Die Vergabe wird dabei zwar jeweils von verschiedenen Leuten geregelt – im Fall der Mensa vom Studentenwerk, beim Foyer von der Unileitung – die unmittelbaren Auswirkungen auf den Studenten bleiben aber die gleichen.
Rektor Klaus Dicke jedenfalls stören die­se Werbeaktionen nicht wirklich, im Gegenteil: „Studienkredite halte ich für eine sinnvolle Angelegenheit.“ Auch generell sieht er privates Sponsoring als nicht problematisch an, mit den verfügbaren öffentlichen Geldern könne man bestimmte Projekte einfach nicht finanzieren.
Und die Nachfrage nach der Werbefläche Uni ist hoch: „Ich bekomme eine Unmenge von Anfragen. Viele sind daran interessiert, Studenten langfristig als Kunden zu gewinnen.“ Ausschlaggebend sei für ihn dabei „ein erkennbares studentisches Interesse“ an den verschiedenen Angeboten – seien es nun Handyverträge, Versicherungen oder Studienkredite. Verzichten könne die Universität jedenfalls nicht auf die Werbegelder. Dicke wolle das nur „nicht übertreiben“.
Automatisch stellt sich hier die Frage nach der generellen Hochschulfinanzierung: Wer soll eigentlich für Bildung zahlen? Laut Dicke sei die Bolognareform in Jena mit 15 Prozent unterfinanziert, die Universität also auf Sponsoren angewiesen. Er verweist in diesem Zusammenhang auf den oft genannten Wettbewerb zwischen den Hochschulen: „Wenn ich beispielsweise eine Professur international ausschreibe, den Kandidaten jedoch die Reisekosten nicht bezahlen kann – dann ist das ein klarer Wettbewerbsnachteil.“

Wettbewerb und Effizienz

Dass die private Hochschulfinanzierung in Zukunft zunehmen wird, glaubt Dicke aber nicht: „Ganz einfach deshalb, weil die Unternehmen nicht bereit sind, mehr zu geben.“ Aber: „Die Universitäten werden sich natürlich stärker um solche Gelder bemühen müssen“, fällt sein resigniertes Urteil aus.
Es scheint, als wären die Hochschulen in eine Phase ihrer Existenz getreten, in der Bildungs- und Forschungsideale keinen Mehrwert mehr besitzen. Das Vokabular der Diskussion macht es deutlich: Wettbewerb, Konkurrenz, Wirtschaftlichkeit, Effizienz.
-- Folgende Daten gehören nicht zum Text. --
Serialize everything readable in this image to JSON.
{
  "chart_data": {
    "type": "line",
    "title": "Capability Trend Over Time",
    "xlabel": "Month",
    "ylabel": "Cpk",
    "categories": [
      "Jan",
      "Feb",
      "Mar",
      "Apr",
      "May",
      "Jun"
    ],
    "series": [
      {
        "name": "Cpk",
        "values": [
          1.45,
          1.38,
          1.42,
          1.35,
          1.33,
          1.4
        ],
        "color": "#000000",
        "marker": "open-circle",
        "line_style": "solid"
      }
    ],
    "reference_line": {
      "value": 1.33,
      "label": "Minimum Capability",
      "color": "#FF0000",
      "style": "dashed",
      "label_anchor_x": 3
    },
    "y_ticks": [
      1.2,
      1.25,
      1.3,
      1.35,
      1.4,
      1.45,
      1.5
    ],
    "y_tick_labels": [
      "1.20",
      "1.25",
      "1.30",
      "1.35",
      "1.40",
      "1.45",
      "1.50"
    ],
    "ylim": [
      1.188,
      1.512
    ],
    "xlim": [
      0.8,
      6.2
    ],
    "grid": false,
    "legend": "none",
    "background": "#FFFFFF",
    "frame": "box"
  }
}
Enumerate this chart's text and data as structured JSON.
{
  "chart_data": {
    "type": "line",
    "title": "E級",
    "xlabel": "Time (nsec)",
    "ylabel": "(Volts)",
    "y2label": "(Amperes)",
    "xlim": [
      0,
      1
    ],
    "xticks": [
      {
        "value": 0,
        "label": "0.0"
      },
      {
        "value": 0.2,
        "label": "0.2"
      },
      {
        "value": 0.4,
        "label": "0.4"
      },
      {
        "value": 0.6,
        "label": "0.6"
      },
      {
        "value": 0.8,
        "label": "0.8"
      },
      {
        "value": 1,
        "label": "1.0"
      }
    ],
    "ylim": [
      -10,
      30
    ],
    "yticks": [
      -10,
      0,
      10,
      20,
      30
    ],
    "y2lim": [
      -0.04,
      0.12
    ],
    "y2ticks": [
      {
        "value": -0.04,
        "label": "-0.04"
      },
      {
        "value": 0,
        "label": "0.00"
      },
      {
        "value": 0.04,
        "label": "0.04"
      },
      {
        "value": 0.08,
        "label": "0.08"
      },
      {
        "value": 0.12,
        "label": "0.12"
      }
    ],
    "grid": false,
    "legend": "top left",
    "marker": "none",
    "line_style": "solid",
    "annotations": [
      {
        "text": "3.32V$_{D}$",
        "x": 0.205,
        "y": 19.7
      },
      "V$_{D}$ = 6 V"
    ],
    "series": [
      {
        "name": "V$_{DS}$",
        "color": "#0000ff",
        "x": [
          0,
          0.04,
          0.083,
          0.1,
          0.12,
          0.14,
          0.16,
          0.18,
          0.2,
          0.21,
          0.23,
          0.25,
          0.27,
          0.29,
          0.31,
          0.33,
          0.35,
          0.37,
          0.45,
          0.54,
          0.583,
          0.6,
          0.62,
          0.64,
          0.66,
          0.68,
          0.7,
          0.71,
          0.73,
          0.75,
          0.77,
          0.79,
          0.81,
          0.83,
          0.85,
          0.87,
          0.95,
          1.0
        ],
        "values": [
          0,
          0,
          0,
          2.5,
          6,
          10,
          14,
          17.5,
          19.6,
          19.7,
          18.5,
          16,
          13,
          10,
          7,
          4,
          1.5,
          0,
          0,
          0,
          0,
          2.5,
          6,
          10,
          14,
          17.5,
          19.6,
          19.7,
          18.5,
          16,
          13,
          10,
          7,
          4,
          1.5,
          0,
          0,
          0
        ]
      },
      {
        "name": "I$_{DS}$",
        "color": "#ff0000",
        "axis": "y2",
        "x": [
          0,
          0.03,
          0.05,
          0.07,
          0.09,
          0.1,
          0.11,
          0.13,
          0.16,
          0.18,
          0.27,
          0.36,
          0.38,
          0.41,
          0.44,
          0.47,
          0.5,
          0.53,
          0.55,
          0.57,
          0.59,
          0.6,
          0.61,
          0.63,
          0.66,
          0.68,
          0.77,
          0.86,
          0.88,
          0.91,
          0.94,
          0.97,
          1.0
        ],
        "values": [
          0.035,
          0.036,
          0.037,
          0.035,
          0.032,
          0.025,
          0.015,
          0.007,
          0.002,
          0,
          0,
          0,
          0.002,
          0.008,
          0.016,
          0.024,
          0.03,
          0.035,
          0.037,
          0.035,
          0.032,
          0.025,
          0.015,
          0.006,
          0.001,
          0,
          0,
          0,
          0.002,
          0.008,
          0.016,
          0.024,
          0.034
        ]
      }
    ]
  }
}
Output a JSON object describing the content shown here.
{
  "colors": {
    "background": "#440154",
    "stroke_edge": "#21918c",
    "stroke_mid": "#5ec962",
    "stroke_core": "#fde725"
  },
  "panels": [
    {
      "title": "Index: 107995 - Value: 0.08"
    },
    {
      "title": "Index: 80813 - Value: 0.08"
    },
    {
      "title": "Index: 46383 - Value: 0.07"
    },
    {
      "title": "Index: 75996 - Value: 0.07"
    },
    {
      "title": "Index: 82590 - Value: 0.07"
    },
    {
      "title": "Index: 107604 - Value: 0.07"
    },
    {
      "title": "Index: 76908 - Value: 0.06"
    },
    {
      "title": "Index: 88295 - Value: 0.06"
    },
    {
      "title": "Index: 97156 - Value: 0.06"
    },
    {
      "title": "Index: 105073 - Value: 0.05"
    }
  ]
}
Der nicht abreißende Strom an Werbevertretern ist dabei nur ein einzelnes Symptom eines größeren Konflikts.
Studentenwerk wie Unileitung behaupten zumindest, die Kommerzialisierung der Hochschule auf einem Minimum halten zu wollen – scheinen aber keine tatsächliche Wahl zu haben. In dem vom Staat durch die Exzellenzinitiative maßgeblich geförderten Konkurrenzkampf, euphemistisch gerne als „produktiver Wettbewerb“ bezeichnet, ist eben jene Kommerzialisierung unausweichlich.
Unbeabsichtigt bringt Klaus Dicke das Problem auf den Punkt, wenn er sagt: „Die Universität ist Teil der gesellschaftlichen Wirklichkeit – wir können diesen Teil nicht ausblenden.“ Grob runtergebrochen könnte man diesen Satz auch so übersetzen: Wir werden tagtäglich mit dem Ausverkauf des öffentlichen Raums konfrontiert – davor kann uns auch die Universität nicht schützen.

Dieser Beitrag hat 6 Kommentare

  1. André

    Es ist schon eine Schande, wenn man überlegt, dass man dafür auch noch Studiengebühren bezahlen darf…

  2. Michael

    Naja immerhin in ein paar Bundesländer werden diese wieder abgeschafft. Aber trotzdem ist es eine Frechheit das stimmt…

  3. Otto

    In Oldenburg werden die Werbe-Displays auf dem Campus einfach vehement übersprüht / überklebt…

  4. Alexandros

    Es ist wirklich erschreckend, dass für gute Ausbildung und Studium inzwischen immer mehr zur Kasse gebeten wird. Die im Umfeld entstehenden “Studienkredite” sind zwar eine verlockend klingende Sache, können aber auch direkt dafür sorgen, dass man verschuldet in die Zukunft startet. Bin auch gespannt, wie sich die gesamte Diskussion weiterentwickelt.